Khan left for Amritsar to clean thousands more.

When he’s not performing his official duties as part of a visiting delegation in India, Deputy attorney-general Muhammad Khurshid Khan chooses to clean shoes at places of worship as “penance for crimes committed by the Taliban”. 

Khan, 62, is to clean the shoes of thousands of devotees at India’s Golden Temple in Amritsar in “penance” for the beheading of a Sikh by the Taliban in Peshawar two years ago, reported The Telegraph.

After spending several hours polishing the shoes of worshippers at Gurdwara Sisganj in New Delhi on Monday, where he was part of a Pakistan Supreme Court Bar Association delegation, Khan left for Amritsar to clean thousands more.

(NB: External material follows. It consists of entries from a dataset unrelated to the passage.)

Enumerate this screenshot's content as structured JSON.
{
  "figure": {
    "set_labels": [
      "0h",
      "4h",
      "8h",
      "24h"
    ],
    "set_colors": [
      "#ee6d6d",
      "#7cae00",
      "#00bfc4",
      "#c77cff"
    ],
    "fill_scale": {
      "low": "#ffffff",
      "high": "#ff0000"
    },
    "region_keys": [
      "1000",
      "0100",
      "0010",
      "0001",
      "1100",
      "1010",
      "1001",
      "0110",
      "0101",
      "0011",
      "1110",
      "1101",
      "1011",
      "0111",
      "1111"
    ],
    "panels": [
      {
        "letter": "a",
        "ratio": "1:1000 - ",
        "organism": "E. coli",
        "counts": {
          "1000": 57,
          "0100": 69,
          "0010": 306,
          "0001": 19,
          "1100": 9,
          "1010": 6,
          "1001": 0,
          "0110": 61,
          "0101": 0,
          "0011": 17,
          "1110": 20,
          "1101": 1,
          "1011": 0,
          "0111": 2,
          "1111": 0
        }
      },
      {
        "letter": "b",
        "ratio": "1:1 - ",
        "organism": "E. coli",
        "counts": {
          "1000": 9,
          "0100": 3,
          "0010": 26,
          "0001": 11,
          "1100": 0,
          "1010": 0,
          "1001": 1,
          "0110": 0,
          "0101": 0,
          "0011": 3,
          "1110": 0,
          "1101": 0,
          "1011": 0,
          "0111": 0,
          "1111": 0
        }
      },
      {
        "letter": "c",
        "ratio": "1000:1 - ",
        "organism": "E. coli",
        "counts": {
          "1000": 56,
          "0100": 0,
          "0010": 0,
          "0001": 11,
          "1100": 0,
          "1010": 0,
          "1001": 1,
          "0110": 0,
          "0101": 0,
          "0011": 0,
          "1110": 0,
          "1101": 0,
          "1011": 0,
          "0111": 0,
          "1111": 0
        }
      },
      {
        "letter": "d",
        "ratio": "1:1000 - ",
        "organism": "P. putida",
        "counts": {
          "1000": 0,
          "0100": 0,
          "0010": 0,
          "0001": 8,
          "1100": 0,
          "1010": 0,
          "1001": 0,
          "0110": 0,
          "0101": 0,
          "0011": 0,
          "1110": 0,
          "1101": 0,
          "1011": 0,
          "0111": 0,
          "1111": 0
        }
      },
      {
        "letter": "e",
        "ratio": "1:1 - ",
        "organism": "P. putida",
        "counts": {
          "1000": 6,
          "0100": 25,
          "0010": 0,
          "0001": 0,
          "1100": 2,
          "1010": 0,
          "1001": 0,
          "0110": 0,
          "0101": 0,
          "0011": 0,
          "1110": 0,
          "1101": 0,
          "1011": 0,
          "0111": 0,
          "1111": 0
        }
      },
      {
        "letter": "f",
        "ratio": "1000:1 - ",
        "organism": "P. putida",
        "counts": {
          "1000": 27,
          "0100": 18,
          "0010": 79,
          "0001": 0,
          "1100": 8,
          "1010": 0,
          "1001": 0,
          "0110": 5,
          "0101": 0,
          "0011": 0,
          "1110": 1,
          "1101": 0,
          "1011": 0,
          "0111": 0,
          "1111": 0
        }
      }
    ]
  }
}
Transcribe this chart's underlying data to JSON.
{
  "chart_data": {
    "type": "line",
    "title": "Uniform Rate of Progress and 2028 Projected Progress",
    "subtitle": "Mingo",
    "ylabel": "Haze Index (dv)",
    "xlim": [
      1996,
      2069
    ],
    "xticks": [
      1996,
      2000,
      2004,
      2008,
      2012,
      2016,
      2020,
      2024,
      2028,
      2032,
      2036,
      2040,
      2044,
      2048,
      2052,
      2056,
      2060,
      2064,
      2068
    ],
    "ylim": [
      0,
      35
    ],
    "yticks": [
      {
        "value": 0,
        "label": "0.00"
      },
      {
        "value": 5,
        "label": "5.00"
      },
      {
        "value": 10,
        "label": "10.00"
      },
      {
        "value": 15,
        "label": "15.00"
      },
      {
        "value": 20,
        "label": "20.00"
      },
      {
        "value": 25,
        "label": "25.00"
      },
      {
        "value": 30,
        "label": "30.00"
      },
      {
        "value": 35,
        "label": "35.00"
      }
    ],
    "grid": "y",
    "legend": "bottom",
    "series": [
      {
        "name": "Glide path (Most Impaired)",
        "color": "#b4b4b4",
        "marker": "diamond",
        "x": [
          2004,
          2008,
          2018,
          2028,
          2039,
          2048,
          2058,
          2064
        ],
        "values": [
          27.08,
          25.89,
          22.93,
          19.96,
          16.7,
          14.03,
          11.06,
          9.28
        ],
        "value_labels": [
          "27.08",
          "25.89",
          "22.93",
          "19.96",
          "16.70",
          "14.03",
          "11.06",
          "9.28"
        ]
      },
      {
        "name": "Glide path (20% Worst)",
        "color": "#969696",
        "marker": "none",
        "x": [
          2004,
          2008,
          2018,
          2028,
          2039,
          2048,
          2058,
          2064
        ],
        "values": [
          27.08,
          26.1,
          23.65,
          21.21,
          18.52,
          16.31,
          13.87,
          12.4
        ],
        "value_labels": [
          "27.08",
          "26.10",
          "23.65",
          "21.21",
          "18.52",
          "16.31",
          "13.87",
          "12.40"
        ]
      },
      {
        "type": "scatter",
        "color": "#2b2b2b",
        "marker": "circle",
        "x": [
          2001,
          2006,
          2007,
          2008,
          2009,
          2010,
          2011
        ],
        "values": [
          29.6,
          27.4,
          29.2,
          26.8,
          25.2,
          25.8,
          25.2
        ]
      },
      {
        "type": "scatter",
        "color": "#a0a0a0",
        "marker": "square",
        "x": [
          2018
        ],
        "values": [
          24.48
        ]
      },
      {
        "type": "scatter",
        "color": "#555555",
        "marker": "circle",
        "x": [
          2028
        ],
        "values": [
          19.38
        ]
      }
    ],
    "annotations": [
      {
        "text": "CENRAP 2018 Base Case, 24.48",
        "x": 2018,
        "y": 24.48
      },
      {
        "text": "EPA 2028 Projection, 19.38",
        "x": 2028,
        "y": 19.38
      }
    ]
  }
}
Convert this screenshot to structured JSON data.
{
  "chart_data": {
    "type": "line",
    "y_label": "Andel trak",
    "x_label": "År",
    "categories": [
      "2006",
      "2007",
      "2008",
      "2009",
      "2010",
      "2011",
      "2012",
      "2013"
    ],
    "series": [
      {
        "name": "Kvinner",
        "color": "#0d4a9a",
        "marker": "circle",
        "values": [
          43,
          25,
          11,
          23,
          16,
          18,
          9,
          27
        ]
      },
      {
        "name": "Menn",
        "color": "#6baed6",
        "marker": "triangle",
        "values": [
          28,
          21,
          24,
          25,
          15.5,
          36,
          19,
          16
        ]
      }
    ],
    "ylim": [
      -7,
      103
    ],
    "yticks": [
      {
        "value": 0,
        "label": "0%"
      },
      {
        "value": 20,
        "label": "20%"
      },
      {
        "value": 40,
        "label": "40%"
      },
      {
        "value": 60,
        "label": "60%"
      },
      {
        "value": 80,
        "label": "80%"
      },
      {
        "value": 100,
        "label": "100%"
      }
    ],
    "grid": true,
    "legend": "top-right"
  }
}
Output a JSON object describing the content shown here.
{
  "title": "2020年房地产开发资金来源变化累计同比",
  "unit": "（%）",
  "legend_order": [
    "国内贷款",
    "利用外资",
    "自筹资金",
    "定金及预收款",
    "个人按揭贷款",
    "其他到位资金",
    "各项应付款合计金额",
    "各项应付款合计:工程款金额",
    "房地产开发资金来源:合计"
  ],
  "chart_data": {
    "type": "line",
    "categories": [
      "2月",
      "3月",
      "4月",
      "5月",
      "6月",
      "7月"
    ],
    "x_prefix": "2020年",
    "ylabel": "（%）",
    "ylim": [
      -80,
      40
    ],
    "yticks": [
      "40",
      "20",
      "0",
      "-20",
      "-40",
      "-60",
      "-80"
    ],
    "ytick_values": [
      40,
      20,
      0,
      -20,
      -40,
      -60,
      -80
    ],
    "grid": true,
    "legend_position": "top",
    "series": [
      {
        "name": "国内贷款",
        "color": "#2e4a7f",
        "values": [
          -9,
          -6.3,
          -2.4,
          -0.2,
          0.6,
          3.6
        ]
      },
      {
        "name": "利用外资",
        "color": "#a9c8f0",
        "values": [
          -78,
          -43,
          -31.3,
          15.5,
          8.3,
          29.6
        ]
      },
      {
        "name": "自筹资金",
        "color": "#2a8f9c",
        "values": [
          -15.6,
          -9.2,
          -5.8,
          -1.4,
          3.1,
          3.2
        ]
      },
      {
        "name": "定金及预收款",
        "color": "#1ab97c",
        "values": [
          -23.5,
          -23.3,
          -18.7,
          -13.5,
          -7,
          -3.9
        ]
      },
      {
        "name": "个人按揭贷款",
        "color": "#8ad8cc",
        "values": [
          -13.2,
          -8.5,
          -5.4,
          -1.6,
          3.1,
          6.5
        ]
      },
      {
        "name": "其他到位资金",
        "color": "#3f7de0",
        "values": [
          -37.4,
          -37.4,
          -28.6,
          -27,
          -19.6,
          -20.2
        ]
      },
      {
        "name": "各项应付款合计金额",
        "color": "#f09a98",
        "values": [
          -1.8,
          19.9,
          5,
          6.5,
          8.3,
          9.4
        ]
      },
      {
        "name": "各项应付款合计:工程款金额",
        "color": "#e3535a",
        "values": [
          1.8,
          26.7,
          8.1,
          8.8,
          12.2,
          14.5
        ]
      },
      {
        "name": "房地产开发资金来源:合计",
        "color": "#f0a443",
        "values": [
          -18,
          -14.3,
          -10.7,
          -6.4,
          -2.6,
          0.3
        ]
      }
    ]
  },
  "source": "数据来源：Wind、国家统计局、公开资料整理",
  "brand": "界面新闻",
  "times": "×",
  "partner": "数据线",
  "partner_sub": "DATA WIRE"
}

According to the British daily, Khan began his service pilgrimage after Jaspal Singh, one of three Sikh men kidnapped by Taliban militants in Peshawar in 2010, was murdered. The other two men were rescued by the Pakistani Army.


Since then he has visited Sikh temples or Gurdwaras in Pakistan and India to declare his opposition to terrorism through ‘sevadari’ – service – to other religions.

According to the Times of India, Khan aims to “heal the wounds of minorities in Pakistan by becoming their sevadar (performer of service)”.

Khan said following the killing of Singh, he visited Peshawar’s Gurdwara Bhai Joga Singh and resolved to visit other places of worship, including Hindu temples and Christian churches to offer his help.

He visited his local Gurdwara every day for two months, where he read the works of the Sikh gurus and polished shoes.

Published in The Express Tribune, March 27th, 2012.